Homophobic cleric Abu Usamah at-Thahabi will no longer be visiting the University of Reading tomorrow after the event he was due to attend was cancelled because of fears of violent protests.

The cleric has advocated that gay men should be thrown off a “mountain” and previously referred to gay people as “perverted, dirty, filthy dogs who should be murdered”.

Thahabi was due to attend Reading University’s Muslim Society on Thursday as part of a series of talks designed to raise awareness of Islam as a faith.

Yesterday, the Student Rights group called on the University of Reading to review it decision to allow the controversial cleric on campus.

In a statement on Wednesday, Reading University Muslim Society, Reading University Students Union and the University of Reading said it had decided to cancel the event due to threats “from extremist groups”.

The statement read:

A careful assessment of the threat to the events on Wednesday and Thursday evening have led all three organisations to reluctantly agree to the cancelation of these talks. Our priority is to the safety of all those who had planned to attend or to peacefully protest outside the talk and we are very disappointed that we have had to take this course of action. However, the safety of our students, members, staff and visitors is of paramount importance.

Both the University and RUSU are committed to supporting the Muslim Society in its aims of raising awareness of Islam and building mutual understanding.
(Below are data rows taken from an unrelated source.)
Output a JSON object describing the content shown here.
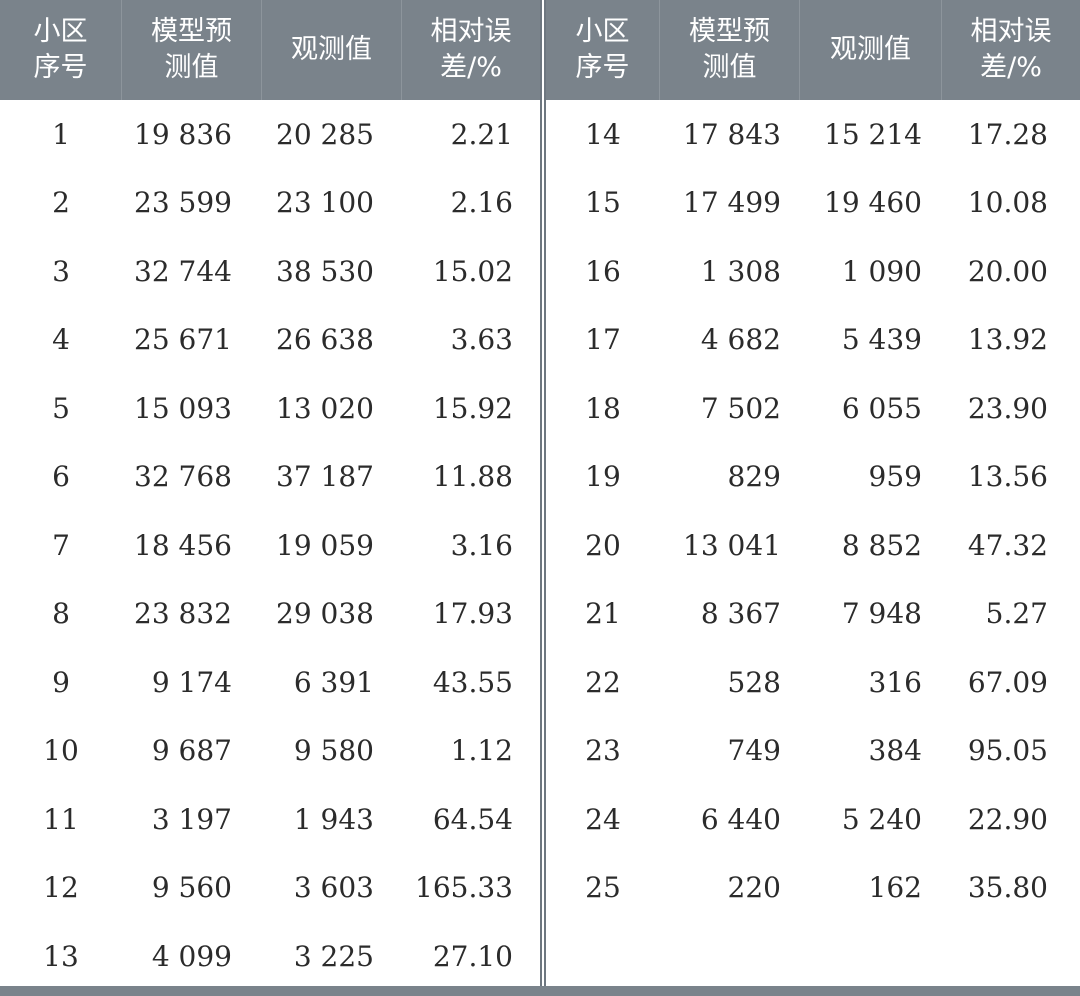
{
  "table": {
    "headers": [
      "小区\n序号",
      "模型预\n测值",
      "观测值",
      "相对误\n差/%"
    ],
    "left_rows": [
      [
        "1",
        "19 836",
        "20 285",
        "2.21"
      ],
      [
        "2",
        "23 599",
        "23 100",
        "2.16"
      ],
      [
        "3",
        "32 744",
        "38 530",
        "15.02"
      ],
      [
        "4",
        "25 671",
        "26 638",
        "3.63"
      ],
      [
        "5",
        "15 093",
        "13 020",
        "15.92"
      ],
      [
        "6",
        "32 768",
        "37 187",
        "11.88"
      ],
      [
        "7",
        "18 456",
        "19 059",
        "3.16"
      ],
      [
        "8",
        "23 832",
        "29 038",
        "17.93"
      ],
      [
        "9",
        "9 174",
        "6 391",
        "43.55"
      ],
      [
        "10",
        "9 687",
        "9 580",
        "1.12"
      ],
      [
        "11",
        "3 197",
        "1 943",
        "64.54"
      ],
      [
        "12",
        "9 560",
        "3 603",
        "165.33"
      ],
      [
        "13",
        "4 099",
        "3 225",
        "27.10"
      ]
    ],
    "right_rows": [
      [
        "14",
        "17 843",
        "15 214",
        "17.28"
      ],
      [
        "15",
        "17 499",
        "19 460",
        "10.08"
      ],
      [
        "16",
        "1 308",
        "1 090",
        "20.00"
      ],
      [
        "17",
        "4 682",
        "5 439",
        "13.92"
      ],
      [
        "18",
        "7 502",
        "6 055",
        "23.90"
      ],
      [
        "19",
        "829",
        "959",
        "13.56"
      ],
      [
        "20",
        "13 041",
        "8 852",
        "47.32"
      ],
      [
        "21",
        "8 367",
        "7 948",
        "5.27"
      ],
      [
        "22",
        "528",
        "316",
        "67.09"
      ],
      [
        "23",
        "749",
        "384",
        "95.05"
      ],
      [
        "24",
        "6 440",
        "5 240",
        "22.90"
      ],
      [
        "25",
        "220",
        "162",
        "35.80"
      ]
    ]
  }
}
We are delighted that other events in the week’s programme will be going ahead as planned.

As part of the review of these events, the university has agreed to work with RUSU to ensure its policies reflect the need to protect the principles of freedom of speech in balance with the rights of all constituent parts of the student community. The university is committed to upholding both the right to free speech and the right to lawful protest within an environment that guarantees the safety of all users of our campuses.